Senior Site Reliability Engineer
Location: United States
Description
Senior Site Reliability Engineer
Location: Remote; Hybrid to Wayne, PA; Hybrid to Naperville, IL
How You’ll Contribute to Our Mission
Frontline Education seeks a senior-level Site Reliability Engineer (SRE) to ensure the reliability, availability and performance of our production services. The role aligns with our SRE responsibilities—proactive reliability improvements, automation of operational workflows, observability, and incident management—while requiring deep expertise in Windows environments.
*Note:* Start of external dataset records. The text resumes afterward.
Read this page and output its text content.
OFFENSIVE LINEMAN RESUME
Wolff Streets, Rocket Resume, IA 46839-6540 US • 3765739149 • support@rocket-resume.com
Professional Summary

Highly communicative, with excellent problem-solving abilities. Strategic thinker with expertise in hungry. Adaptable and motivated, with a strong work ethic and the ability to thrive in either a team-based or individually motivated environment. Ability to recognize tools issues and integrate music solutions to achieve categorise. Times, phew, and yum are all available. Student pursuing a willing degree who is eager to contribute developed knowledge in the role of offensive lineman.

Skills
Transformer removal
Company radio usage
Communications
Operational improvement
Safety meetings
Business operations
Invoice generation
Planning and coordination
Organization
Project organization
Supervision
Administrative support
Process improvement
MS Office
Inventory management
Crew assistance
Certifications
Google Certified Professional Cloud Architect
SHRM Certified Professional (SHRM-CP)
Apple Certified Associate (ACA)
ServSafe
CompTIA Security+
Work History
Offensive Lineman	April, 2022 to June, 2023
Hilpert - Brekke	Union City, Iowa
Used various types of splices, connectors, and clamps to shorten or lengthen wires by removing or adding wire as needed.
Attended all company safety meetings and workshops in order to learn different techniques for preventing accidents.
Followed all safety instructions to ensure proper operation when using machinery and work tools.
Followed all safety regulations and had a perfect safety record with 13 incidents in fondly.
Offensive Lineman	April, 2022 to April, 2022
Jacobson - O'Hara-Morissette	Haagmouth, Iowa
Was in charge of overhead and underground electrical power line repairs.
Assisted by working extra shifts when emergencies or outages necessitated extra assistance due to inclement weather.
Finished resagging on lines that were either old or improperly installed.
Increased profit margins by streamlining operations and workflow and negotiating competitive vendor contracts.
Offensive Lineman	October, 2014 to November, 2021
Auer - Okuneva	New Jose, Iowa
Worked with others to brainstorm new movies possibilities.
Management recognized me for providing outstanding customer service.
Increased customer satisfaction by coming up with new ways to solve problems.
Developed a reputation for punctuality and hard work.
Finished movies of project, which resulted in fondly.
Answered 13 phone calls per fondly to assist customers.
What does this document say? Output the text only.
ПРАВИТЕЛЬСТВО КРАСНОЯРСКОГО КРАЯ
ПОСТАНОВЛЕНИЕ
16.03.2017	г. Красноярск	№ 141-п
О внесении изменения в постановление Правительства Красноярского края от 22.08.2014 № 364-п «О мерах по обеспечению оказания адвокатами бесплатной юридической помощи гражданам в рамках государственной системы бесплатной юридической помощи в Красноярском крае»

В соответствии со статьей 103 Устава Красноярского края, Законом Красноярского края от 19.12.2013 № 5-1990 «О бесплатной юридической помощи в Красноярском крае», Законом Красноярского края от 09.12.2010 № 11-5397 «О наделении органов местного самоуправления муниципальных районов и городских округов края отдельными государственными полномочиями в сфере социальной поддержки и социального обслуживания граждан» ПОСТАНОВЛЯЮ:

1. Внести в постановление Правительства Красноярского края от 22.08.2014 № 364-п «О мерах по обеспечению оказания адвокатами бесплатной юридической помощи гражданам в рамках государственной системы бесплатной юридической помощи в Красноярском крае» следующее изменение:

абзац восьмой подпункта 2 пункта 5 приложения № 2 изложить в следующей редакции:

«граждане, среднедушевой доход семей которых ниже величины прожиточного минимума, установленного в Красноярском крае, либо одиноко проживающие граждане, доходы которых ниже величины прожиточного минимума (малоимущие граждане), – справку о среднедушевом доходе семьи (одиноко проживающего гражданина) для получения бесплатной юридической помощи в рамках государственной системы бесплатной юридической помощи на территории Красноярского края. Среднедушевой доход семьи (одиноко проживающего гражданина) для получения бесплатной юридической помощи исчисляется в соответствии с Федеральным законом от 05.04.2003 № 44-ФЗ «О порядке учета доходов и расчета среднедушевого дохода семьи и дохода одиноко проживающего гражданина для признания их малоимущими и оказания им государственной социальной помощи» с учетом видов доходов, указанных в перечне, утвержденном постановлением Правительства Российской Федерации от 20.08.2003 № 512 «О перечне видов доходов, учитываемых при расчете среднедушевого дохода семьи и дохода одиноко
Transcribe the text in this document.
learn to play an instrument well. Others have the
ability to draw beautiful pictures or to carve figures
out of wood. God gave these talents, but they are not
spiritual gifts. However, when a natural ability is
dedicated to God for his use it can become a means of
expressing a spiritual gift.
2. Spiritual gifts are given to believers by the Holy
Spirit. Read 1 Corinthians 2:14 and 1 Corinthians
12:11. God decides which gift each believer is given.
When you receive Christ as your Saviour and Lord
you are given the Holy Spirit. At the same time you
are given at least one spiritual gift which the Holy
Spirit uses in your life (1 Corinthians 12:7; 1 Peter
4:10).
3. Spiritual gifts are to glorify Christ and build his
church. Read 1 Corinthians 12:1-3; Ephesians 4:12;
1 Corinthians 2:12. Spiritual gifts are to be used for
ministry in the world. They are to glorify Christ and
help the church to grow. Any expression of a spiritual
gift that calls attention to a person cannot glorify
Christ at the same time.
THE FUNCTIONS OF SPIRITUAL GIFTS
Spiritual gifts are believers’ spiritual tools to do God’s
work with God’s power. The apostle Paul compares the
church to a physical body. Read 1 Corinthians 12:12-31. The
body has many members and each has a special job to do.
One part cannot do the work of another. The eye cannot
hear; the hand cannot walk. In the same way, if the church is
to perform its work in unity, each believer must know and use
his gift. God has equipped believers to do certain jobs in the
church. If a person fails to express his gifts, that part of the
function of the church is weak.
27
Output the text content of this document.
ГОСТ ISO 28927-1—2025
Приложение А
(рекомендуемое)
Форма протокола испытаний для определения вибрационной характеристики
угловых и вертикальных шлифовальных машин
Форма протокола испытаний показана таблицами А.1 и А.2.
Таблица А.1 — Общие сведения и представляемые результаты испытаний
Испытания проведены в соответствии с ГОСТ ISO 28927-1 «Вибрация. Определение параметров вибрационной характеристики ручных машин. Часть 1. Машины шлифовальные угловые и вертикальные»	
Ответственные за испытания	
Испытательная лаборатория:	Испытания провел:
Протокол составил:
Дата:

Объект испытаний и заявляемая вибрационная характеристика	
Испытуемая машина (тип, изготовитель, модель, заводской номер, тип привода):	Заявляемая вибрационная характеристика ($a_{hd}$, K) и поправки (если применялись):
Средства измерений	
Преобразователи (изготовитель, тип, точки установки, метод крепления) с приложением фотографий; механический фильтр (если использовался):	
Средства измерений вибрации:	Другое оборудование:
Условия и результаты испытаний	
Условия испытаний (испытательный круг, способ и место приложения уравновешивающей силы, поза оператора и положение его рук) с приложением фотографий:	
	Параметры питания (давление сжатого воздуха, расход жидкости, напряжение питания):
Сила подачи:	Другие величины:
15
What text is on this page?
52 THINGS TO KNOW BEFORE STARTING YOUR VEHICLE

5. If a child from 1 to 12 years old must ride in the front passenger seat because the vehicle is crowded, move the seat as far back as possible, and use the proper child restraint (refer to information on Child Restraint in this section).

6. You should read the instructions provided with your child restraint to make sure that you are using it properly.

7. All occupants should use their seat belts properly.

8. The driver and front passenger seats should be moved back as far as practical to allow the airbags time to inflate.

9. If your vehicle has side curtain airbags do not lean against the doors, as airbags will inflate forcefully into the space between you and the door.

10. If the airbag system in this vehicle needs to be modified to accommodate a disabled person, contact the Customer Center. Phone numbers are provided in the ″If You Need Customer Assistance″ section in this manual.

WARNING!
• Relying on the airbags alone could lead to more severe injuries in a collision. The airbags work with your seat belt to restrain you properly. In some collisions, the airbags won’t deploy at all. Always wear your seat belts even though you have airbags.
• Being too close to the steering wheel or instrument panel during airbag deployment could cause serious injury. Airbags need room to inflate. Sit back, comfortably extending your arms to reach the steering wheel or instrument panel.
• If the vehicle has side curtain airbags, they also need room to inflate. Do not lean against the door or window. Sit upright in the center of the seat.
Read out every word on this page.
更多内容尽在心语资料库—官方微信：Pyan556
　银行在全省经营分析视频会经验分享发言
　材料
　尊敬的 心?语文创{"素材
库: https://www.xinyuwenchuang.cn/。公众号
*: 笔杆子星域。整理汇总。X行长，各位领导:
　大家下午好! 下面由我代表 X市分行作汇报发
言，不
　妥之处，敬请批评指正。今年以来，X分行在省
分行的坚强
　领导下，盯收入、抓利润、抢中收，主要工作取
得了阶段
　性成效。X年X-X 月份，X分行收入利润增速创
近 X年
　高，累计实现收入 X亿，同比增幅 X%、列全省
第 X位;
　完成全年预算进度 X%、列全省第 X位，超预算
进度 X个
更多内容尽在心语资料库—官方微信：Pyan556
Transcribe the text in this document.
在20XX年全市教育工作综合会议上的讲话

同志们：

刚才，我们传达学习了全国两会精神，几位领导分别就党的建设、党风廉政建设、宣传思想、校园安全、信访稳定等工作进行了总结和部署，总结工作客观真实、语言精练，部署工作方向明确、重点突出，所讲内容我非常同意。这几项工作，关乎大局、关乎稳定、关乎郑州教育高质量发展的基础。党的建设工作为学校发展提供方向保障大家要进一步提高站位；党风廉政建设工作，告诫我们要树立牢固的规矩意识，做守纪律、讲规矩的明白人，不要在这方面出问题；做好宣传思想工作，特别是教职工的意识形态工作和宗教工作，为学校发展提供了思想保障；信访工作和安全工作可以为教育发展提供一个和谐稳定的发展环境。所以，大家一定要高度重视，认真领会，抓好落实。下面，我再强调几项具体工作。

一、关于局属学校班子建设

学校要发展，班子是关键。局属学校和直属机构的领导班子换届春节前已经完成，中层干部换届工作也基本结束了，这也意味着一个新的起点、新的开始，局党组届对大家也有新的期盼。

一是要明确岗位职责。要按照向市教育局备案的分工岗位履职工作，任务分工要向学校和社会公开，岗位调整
You will work across platform, application and support teams to drive operational excellence in a large-scale, enterprise environment and embody our core working agreements of ownership, feedback, initiative and consistency.
How You’ll Drive Success
- Ensure service reliability: Maintain uptime and performance of production services. Design and implement high availability and failover strategies for critical workloads
- Automation and infrastructure as code: Build and maintain automated workflows for provisioning, configuration and patching of systems using Terraform, Ansible and scripting (e.g., PowerShell). Use infrastructure‑as‑code and configuration management to reduce manual toil and ensure consistency
- Monitoring and observability: Implement and tune monitoring, tracing and logging using tools like Dynatrace, Nagios and log aggregation platforms (e.g., ELK or Splunk). Ensure telemetry provides actionable insights and supports data‑driven incident detection and response
- Incident response and root cause analysis: Participate in a senior on‑call rotation, lead incident response, perform thorough root cause analysis and drive permanent fixes. Conduct blameless post‑mortems and share learnings to prevent recurrence.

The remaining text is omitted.